There’s a more urgent matter for Johnson, too: Rep. Marjorie Taylor Greene (R-Ga.) is warning that if he allows a vote on $60 billion in Ukraine, then she would force a vote to oust him. Given his increasingly narrow majority, it would only take three Republicans to topple him unless he gets help from Democrats. Potential Republican absences could narrow that margin further.

“I would introduce the motion to vacate myself,” Greene said, predicting that Johnson won’t bring a Senate deal to the House floor.

It’s not just outright threats to strip Johnson of his gavel. His conservatives have shown they’re willing to jam up the House floor in retaliation for decisions he makes that they don’t like. From the other side of the ideological spectrum, he’s also facing criticism from one-time leadership allies who want him to reign in his hardliners and doubts about his ability to handle the challenge.

“What we’re finding out is that Mike Johnson is in over his head,” said one House Republican who knows both GOP leaders and requested anonymity to speak frankly — a criticism his allies say confuses his willingness to listen with indecision.

McConnell faces his own internal discord. He’s coming to grips with the reality that Trump is likely to be the Republican presidential nominee, which creates fresh headaches given that McConnell essentially disowned Trump after the Jan. 6 Capitol riot. Trump has responded with regular attacks on the GOP leader and his family.

Trump also helped fuel the first-ever challenge to McConnell’s leadership in 2022 from Sen. Rick Scott (R-Fla.). McConnell defeated Scott handily but remains saddled with a group of critics seeking to undercut his leadership, most recently by killing the Ukraine-immigration negotiations.

When McConnell spoke of Trump’s opposition to a border-Ukraine deal and the challenges that posed during a private meeting last week, some Republicans saw it as a change in strategy.

“I think he cleared it up — that [linking the two is] not going to work out,” said Sen. Mike Braun (R-Ind.), who opposed McConnell and opposes more Ukraine aid.

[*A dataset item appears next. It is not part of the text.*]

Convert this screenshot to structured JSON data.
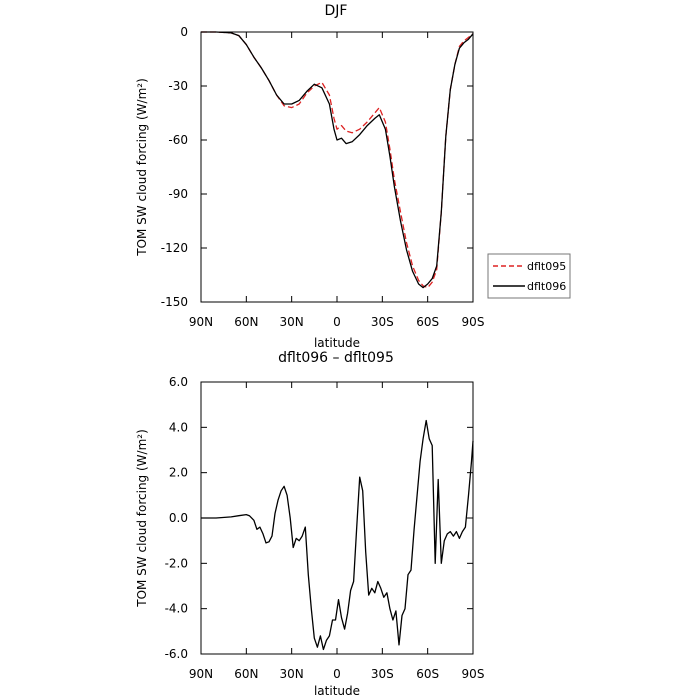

McConnell’s allies have countered that he was misconstrued, going so far as to request the release of a transcript from that meeting to clear up the matter. They say the leader is as focused as ever on finishing the deal. Sen. Thom Tillis (R-N.C.) said that “maybe some people read between the lines, wishful thinking,” but that any hint of a shift from the leader was “incorrect.”

Even so, McConnell and Johnson now find themselves at a crossroads. McConnell must assess whether there’s enough support in his conference to handily pass the foreign aid and border package. A vote total that squeaks it through the Senate gives it no chance in the House.

And Johnson must decide whether he’s willing to open another front with his critics, who are already dogging him for his legislative strategy. In many ways, their fates are intertwined.

“I have no idea what he’ll do,” Kennedy said of Johnson. “If we don’t get 25, preferably 30, [Republican] votes for a bill over here, it makes it that much less likely that he’ll be able to get it to the floor.”